- Born: November 28, 1736 Chowan County, North Carolina
- Died: February 6, 1793 (aged 56) Chowan County, North Carolina
- Buried: St. Paul's Church, Edenton 36°03′40.6″N 76°36′31.8″W﻿ / ﻿36.061278°N 76.608833°W
- Allegiance: United States
- Branch: North Carolina Militia
- Rank: Brigadier General (Pro Tempore)
- Unit: Chowan County Regiment
- Commands: Edenton District Brigade
- Spouses: Thamir Howcott (m. 1761), Elizabeth Unknown (m. 1769)
- Children: Thomas, Richard, and Mary

= Thomas Benbury =

American politician

Thomas Benbury (November 28, 1736 February 6, 1793) was a revolutionary leader in the early formation of the State of North Carolina. He was a member of the North Carolina Provincial Congress, a member of the North Carolina House of Commons from 1776 to 1782, Speaker of the House of Commons, and an officer in the Chowan County Regiment during the American Revolution.

==Early political career==
Thomas Benbury was born on November 28, 1736, in Chowan County, Province of North Carolina. His father, John Benbury, and grandfather, William Benbury, came from England to an area near Edenton, North Carolina in 1701. Thomas became a planter and became sheriff of Chowan County in 1769. He was elected to the North Carolina Provincial Congress in 1771. He was an ardent Whig and member of five Provincial Congresses, beginning in August 1774 at New Bern.
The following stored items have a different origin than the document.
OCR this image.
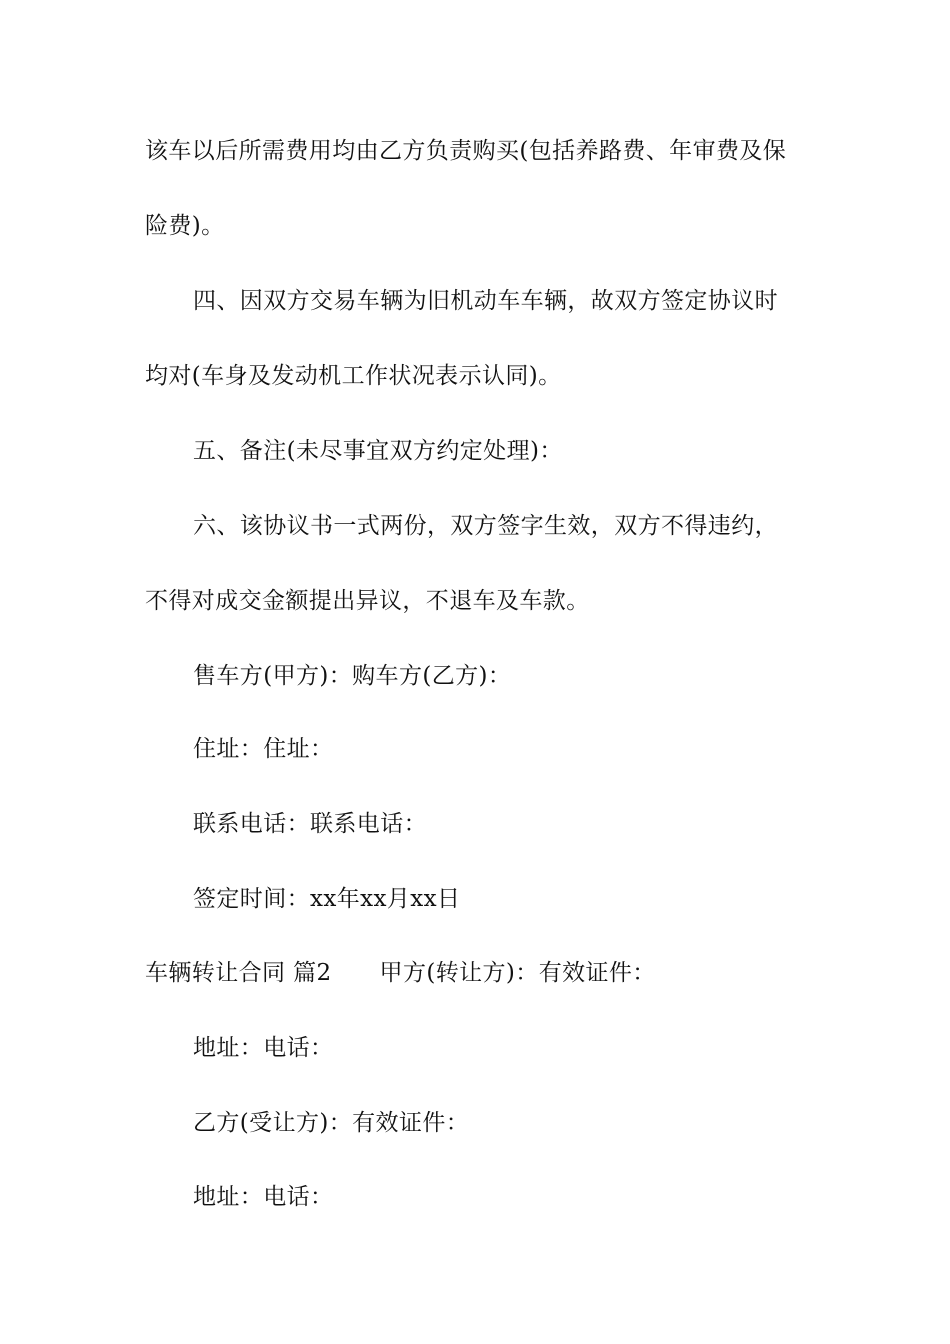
该车以后所需费用均由乙方负责购买(包括养路费、年审费及保
险费)。
四、因双方交易车辆为旧机动车车辆，故双方签定协议时
均对(车身及发动机工作状况表示认同)。
五、备注(未尽事宜双方约定处理)：
六、该协议书一式两份，双方签字生效，双方不得违约，
不得对成交金额提出异议，不退车及车款。
售车方(甲方)：购车方(乙方)：
住址：住址：
联系电话：联系电话：
签定时间：xx年xx月xx日
车辆转让合同 篇2 甲方(转让方)：有效证件：
地址：电话：
乙方(受让方)：有效证件：
地址：电话：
As the Revolutionary War approached, he was elected a member of the Chowan County Committee of Safety.

==Military service==
Service record:
- Chowan County Regiment (1779-1783) Major.
- 6/21/1779, a known Lt. Colonel under Col. James Blount.
- October 1780, a Brigadier General (Pro Tempore) while BG Isaac Gregory marched westward. Back to Lt. Colonel until the end of the war.

He was appointed a major in the Chowan County Regiment. He served as Brigadier General (Pro Tempore) in the Edenton District Brigade in 1780.

He and Thomas Jones, along with the aid of Benjamin Franklin, purchased for the war effort 23 canons from France in 1778. They were to be delivered to Edenton by Captain William Borritz aboard the ship Holy Heart of Jesus. When Captain Boritz arrived in Edenton harbor in July 1778, he attempted to levy a transportation charge of 150 pounds of tobacco for every 100 pounds of cannon. There was not sufficient tobacco stores in Edenton to pay the levy, so the cannon were dumped in the harbor.

==Political career and personal life==
He served in the North Carolina House of Commons from 1776 to 1782 and was speaker of the house from 1778 to 1782. His son, Richard Benbury, succeeded him in the house. In 1784, he was appointed collector of customs for the State of North Carolina at "Port Roanoke". After 1789, he was appointed federal collector of customs for the Port of Edenton by President George Washington.

He married Thamir Howcott, in 1761, and later after her death he married Elizabeth Unknown in 1769. By his first wife he had two sons, Thomas and Richard, and by his second wife, a daughter, Mary.

He was justice of the peace and a vestryman in the Anglican church in Edenton for most of his adult life. He died on February 6, 1793, and was buried at St. Paul's Church, Edenton.